Eli5 Why can’t we “know” the speed and position of an electron simultaneously? Why can we only measure one of these properties at a time?

988 views

This always confuses me and I’m not sure how it works. Please explain…

In: 252

31 Answers

Anonymous 0 Comments

In a sense, we don’t really know why. We merely notice that it seems impossible.

Not just in practice (e.g. if you look at it, that means striking it with light and watching the reflection, which would push it around), but mathematically in principle our theories can’t even imagine a way to measure both.

You might wonder, ‘why not develope a better theory’? Well, the theories have to agree with all our current experimental results, and the weird world of Quantum Mechanics seems to force us to adopt a theory with features like the “Uncertainty Principle”, which in turn leads to the inability to know the speed & position of something to high precision.

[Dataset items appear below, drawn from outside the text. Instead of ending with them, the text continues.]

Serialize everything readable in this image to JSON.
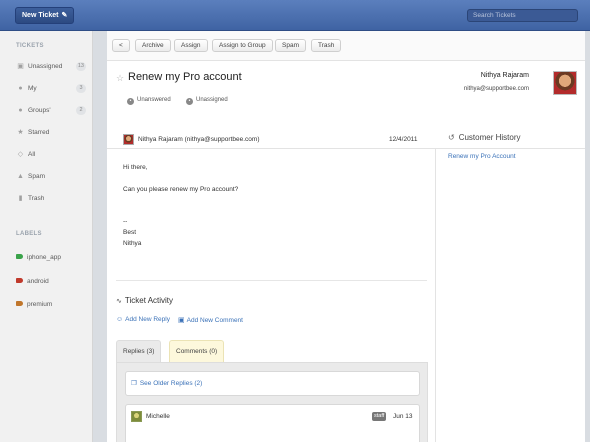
{
  "topbar": {
    "new_ticket_label": "New Ticket",
    "search_placeholder": "Search Tickets"
  },
  "sidebar": {
    "tickets_title": "TICKETS",
    "items": [
      {
        "label": "Unassigned",
        "count": "13",
        "icon": "inbox-icon"
      },
      {
        "label": "My",
        "count": "3",
        "icon": "user-icon"
      },
      {
        "label": "Groups'",
        "count": "2",
        "icon": "group-icon"
      },
      {
        "label": "Starred",
        "count": "",
        "icon": "star-icon"
      },
      {
        "label": "All",
        "count": "",
        "icon": "tag-icon"
      },
      {
        "label": "Spam",
        "count": "",
        "icon": "spam-icon"
      },
      {
        "label": "Trash",
        "count": "",
        "icon": "trash-icon"
      }
    ],
    "labels_title": "LABELS",
    "labels": [
      {
        "label": "iphone_app",
        "color": "#3aa34a"
      },
      {
        "label": "android",
        "color": "#c0392b"
      },
      {
        "label": "premium",
        "color": "#c0762b"
      }
    ]
  },
  "toolbar": {
    "back_label": "<",
    "archive": "Archive",
    "assign": "Assign",
    "assign_group": "Assign to Group",
    "spam": "Spam",
    "trash": "Trash"
  },
  "ticket": {
    "subject": "Renew my Pro account",
    "status_unanswered": "Unanswered",
    "status_unassigned": "Unassigned",
    "requester_name": "Nithya Rajaram",
    "requester_email": "nithya@supportbee.com"
  },
  "message": {
    "from": "Nithya Rajaram (nithya@supportbee.com)",
    "date": "12/4/2011",
    "lines": [
      "Hi there,",
      "Can you please renew my Pro account?",
      "--",
      "Best",
      "Nithya"
    ]
  },
  "activity": {
    "title": "Ticket Activity",
    "add_reply": "Add New Reply",
    "add_comment": "Add New Comment",
    "tab_replies": "Replies (3)",
    "tab_comments": "Comments (0)",
    "older_replies": "See Older Replies (2)",
    "reply_name": "Michelle",
    "reply_badge": "staff",
    "reply_date": "Jun 13"
  },
  "history": {
    "title": "Customer History",
    "link": "Renew my Pro Account"
  },
  "colors": {
    "accent": "#3b72b8",
    "topbar": "#4a6fb0"
  }
}
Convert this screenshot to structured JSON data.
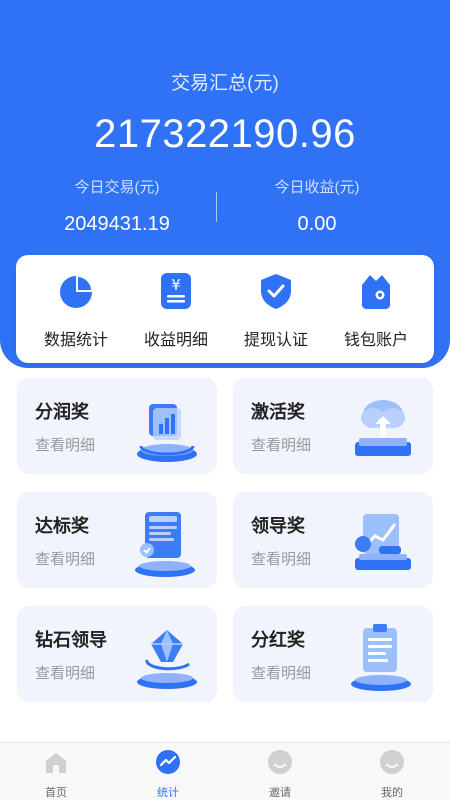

Note that the Uncertainty Principle in this case is that we cannot know **both** *to arbitrarily high precision* at **the same time**. We can measure both, but at each moment the measurements will share between them some uncertainty.

For instance, in-principle, maybe we can get:

* a decent estimate of both position and velocity
* a great estimate of position, and a bad estimate of velocity
* a great estimate of velocity, and a bad estimate of position
* absolute 100% certainty of position, but total 100% ignorance of velocity
* absolute 100% certainy of velocity, but total 100% ignorance of position

For instance, in simple Quantum Mechanics practice problems, we sometiems deal with a perfect ‘plane wave’ of an electron. This sort of toy-idea of an Electon’s Wavefunction lets us easily read-off the velocity*, there is essentially a nubmer that tells us exactly what it is. However, this toy-idea of a wavefunction is spread out equally across the whole universe, so we forefeit literally any clue as to where it is.

In such examples, it turns out that if we want to be accurate at predicting quantum behaviour, the *only* ways that we know to successfully describe an electron is to resort to using something like a wavefunction, and any wavefunction (or similar) we use to describe it will have one of the uncertanities above. It isn’t just part of our measurement-method, but part of how the wavefunctions behave.

And, like I mentioned earlier, we can’t just use a ‘better’ wavefunction without these features, because then they don’t work (they don’t help us predict the results of experiments).

[* technically it is ‘momnetum’ rather than ‘velocity’, but that isn’t too important a differnece].